Berbekal tekad dan kerja keras, Kopral Surbakti berhasil mengubah lahan seluas 6 rante menjadi kebun salak yang subur. Kini, beliau panen 600 kg buah salak per 10 hari.

“Awalnya saya coba-coba tanam salak, ternyata hasilnya memuaskan,” kata Kopral Surbakti. “Sekarang, salak saya sudah dipasarkan ke berbagai tempat di Deli Serdang dan sekitarnya.”

Keberhasilan Kopral Surbakti menjadi inspirasi bagi rekan-rekannya yang akan pensiun dari TNI. Sertu Ibrahim Barus, Babinsa Koramil 02/Sidikalang, yang berkunjung ke kebun salak Kopral Surbakti, mengatakan, “Kisah Kopral Surbakti menunjukkan bahwa pensiun bukan berarti akhir dari segalanya. Kita masih bisa berkarya dan menghasilkan sesuatu yang bermanfaat.”

Kopral Surbakti tidak hanya sukses berkebun salak, beliau juga aktif di berbagai kegiatan sosial di desanya.
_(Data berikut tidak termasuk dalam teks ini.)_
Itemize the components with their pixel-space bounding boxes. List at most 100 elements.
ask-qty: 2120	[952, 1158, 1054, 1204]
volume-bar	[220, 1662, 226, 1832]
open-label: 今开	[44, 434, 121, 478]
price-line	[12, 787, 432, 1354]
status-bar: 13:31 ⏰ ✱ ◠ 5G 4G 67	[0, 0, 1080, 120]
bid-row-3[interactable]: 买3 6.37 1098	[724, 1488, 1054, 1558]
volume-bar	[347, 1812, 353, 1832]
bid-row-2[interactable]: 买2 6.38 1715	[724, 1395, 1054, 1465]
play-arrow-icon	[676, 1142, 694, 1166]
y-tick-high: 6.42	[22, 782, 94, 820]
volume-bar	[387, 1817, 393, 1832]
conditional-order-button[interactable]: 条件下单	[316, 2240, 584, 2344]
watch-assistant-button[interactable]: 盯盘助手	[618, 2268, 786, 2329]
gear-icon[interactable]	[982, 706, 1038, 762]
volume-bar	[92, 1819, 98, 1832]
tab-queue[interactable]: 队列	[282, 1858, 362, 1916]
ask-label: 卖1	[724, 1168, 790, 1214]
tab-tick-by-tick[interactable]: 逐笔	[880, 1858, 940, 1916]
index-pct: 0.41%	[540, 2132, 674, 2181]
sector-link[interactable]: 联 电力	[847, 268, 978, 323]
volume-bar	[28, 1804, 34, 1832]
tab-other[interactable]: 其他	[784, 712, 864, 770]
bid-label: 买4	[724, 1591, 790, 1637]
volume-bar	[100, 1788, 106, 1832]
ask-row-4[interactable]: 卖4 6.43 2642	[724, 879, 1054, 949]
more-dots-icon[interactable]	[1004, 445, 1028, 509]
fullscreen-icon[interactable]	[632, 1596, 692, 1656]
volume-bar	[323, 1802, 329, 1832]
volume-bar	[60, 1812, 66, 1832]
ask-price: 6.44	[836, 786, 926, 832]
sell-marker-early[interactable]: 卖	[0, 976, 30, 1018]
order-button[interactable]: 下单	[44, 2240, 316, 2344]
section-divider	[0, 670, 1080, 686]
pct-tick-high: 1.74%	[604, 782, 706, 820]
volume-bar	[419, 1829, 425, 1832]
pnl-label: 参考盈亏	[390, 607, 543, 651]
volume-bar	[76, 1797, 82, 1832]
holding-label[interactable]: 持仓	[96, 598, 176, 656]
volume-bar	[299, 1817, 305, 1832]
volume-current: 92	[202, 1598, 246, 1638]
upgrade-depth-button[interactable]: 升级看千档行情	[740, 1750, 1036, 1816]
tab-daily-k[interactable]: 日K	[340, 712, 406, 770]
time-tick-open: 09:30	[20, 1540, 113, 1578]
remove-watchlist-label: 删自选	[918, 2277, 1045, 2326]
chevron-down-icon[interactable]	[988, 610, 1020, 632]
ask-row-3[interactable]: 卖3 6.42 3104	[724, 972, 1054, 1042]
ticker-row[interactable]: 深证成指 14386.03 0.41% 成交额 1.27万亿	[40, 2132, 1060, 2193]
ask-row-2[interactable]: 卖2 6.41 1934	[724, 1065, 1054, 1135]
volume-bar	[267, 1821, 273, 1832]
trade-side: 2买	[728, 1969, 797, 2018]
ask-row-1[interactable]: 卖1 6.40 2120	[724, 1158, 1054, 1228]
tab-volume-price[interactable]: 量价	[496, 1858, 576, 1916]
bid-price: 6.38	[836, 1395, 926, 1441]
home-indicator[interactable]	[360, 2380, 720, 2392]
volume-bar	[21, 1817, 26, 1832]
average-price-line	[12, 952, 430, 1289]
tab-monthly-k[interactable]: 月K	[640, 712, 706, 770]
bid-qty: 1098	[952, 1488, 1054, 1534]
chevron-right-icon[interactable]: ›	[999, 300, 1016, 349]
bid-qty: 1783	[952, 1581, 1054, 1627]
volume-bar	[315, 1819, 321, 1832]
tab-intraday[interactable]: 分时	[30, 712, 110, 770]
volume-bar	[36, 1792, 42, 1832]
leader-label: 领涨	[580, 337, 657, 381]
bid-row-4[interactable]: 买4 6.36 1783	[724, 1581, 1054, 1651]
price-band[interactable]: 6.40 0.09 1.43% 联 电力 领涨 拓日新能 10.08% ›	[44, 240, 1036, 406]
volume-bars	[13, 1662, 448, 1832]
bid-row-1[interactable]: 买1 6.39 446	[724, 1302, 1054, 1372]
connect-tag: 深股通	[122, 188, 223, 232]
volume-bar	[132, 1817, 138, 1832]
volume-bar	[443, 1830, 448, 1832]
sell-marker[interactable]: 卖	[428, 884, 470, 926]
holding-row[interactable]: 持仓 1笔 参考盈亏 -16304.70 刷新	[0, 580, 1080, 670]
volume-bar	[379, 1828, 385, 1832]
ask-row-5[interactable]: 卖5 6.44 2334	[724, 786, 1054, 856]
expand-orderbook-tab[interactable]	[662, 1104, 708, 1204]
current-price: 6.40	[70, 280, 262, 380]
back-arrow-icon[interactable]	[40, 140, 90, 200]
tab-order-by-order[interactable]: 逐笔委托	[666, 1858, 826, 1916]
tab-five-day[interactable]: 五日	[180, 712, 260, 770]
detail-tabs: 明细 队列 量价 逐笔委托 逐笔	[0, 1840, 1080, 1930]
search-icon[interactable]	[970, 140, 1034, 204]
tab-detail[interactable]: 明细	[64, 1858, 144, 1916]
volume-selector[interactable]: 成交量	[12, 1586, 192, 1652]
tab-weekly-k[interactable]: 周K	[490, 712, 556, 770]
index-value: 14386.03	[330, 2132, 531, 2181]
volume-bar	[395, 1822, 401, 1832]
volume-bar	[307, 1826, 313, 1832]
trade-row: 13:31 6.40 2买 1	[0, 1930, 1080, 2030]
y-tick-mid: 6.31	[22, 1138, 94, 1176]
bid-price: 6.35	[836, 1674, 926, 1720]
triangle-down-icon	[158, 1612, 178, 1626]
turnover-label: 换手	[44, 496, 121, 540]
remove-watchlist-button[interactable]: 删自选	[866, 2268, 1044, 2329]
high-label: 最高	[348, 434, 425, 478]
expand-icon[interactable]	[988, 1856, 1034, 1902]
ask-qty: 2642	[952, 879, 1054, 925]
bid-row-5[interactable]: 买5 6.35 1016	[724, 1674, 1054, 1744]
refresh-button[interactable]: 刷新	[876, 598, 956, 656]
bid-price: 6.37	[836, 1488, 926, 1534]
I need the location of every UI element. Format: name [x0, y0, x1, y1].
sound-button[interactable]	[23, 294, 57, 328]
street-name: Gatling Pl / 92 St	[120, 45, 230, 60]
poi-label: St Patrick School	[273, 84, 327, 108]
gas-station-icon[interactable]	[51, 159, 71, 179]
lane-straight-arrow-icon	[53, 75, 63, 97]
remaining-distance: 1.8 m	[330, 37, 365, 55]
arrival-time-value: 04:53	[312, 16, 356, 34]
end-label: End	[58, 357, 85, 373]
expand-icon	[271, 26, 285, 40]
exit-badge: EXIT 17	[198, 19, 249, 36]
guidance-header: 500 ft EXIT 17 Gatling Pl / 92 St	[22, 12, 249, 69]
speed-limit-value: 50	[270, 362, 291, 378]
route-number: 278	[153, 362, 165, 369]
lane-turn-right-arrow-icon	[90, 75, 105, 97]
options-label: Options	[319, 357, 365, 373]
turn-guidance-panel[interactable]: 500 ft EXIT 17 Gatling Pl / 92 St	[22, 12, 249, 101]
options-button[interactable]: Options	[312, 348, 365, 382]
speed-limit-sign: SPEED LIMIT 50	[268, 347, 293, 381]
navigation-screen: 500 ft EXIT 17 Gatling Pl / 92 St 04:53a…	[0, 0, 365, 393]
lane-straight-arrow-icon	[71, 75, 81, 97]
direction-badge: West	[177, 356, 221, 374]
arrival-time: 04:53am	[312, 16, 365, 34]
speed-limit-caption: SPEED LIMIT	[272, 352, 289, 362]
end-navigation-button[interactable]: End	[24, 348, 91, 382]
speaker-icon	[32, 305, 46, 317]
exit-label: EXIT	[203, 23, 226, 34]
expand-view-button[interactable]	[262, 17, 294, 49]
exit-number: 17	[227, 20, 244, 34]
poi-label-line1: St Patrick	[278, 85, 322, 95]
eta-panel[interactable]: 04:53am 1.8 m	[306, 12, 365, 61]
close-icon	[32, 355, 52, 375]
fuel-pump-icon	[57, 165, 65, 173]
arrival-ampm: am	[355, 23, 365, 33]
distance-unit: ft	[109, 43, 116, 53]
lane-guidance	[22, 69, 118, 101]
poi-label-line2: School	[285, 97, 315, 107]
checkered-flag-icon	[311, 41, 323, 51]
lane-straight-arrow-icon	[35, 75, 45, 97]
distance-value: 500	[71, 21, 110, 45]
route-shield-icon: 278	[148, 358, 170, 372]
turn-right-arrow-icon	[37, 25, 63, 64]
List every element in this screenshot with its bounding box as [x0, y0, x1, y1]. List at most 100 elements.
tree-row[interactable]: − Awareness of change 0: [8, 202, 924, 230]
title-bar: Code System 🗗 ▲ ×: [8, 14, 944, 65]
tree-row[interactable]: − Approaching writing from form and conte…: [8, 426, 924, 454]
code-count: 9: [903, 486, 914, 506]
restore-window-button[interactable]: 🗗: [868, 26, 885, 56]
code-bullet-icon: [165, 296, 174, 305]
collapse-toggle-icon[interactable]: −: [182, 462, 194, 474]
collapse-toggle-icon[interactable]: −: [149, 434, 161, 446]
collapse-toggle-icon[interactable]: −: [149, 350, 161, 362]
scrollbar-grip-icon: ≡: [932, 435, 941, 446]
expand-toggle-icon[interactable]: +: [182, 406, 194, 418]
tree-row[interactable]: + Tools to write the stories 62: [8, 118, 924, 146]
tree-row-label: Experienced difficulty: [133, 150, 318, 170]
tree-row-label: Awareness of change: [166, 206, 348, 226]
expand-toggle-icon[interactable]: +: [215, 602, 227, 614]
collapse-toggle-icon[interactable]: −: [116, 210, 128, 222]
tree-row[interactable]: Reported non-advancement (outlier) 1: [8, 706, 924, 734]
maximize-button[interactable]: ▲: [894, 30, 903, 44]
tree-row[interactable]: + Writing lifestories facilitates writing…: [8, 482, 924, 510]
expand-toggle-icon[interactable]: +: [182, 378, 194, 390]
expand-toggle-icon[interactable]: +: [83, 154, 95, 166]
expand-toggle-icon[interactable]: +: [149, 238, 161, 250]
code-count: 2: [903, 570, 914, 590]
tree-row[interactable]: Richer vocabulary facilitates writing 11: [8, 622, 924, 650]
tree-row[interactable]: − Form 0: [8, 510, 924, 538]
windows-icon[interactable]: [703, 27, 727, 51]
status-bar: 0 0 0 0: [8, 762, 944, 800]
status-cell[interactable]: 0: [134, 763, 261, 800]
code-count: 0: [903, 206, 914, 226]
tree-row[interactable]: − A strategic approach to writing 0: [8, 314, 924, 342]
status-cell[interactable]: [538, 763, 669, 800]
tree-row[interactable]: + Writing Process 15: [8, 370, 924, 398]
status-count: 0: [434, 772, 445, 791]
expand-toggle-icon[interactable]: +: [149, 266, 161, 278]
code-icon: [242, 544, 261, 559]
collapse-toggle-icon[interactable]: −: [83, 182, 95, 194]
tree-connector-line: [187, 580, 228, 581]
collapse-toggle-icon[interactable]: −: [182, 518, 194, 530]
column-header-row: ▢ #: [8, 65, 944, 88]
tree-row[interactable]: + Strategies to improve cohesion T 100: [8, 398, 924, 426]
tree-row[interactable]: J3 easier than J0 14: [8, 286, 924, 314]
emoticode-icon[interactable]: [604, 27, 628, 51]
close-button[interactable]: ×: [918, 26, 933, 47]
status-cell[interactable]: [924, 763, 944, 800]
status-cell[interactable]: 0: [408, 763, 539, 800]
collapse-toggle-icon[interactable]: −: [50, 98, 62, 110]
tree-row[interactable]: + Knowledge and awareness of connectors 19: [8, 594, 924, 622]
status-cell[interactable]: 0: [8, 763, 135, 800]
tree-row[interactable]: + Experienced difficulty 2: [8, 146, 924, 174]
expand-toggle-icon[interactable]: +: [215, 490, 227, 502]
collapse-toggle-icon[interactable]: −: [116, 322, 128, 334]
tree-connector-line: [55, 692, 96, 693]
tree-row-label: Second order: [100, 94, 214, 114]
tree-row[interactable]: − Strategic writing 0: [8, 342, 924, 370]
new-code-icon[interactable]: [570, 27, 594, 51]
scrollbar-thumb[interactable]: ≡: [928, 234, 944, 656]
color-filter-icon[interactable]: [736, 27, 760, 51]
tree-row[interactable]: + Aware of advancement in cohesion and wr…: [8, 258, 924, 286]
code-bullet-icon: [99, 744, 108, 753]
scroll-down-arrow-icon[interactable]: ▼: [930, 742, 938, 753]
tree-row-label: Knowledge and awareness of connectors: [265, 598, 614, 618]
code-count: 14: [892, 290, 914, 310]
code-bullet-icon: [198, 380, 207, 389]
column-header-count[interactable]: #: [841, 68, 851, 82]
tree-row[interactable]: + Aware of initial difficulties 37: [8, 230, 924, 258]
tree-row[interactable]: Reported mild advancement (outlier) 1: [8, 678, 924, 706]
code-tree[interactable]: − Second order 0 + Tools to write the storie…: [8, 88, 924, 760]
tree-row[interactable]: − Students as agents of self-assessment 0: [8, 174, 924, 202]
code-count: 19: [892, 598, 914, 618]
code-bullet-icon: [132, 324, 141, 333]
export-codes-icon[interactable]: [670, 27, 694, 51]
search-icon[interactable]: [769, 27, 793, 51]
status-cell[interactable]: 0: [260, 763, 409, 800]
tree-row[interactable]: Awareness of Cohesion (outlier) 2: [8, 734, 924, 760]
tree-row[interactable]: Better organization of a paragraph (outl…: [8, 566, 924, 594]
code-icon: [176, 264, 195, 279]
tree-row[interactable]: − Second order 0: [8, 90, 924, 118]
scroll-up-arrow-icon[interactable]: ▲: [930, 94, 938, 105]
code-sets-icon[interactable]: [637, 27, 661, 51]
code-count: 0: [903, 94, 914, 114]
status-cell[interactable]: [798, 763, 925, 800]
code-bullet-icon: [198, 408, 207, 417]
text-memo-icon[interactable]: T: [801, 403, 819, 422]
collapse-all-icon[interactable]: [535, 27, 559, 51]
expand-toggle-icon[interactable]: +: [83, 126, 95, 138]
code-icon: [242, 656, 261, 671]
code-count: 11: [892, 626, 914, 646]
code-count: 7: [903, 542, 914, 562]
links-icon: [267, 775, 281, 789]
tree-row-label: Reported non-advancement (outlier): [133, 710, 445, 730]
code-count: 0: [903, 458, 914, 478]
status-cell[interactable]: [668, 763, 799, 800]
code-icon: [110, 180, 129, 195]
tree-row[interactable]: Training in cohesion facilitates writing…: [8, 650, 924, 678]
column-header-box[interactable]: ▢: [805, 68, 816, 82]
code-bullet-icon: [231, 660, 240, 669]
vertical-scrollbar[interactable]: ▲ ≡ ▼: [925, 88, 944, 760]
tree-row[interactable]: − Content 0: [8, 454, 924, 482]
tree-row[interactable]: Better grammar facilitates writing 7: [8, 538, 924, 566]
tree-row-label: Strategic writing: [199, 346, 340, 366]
Beliau menjadi contoh bagi masyarakat bahwa purnawirawan TNI dapat menjadi anggota masyarakat yang produktif dan bermanfaat.

Kopral Purnawirawan Surbakti:
Lahir di Bekal Desa Pancur Batu Medan, Sumatera Utara, 54 tahun yang lalu

Mengabdi di TNI selama 30 tahun
Pensiun dengan pangkat Kopral
Memiliki kebun salak seluas 6 rante di Dusun I Desa Kuta Mbelin, Kecamatan STM Hulu, Kabupaten Deli Serdang, Sumatera Utara

Panen 600 kg buah salak per 10 hari
Menjual salak ke pasar dengan harga Rp 5.000 per kilogram

#Aktif di berbagai kegiatan sosial di desanya#

Kisah Kopral Purnawirawan Surbakti menunjukkan bahwa pensiun bukan berarti akhir dari segalanya. Dengan tekad dan kerja keras, purnawirawan TNI dapat menjadi anggota masyarakat yang produktif dan bermanfaat.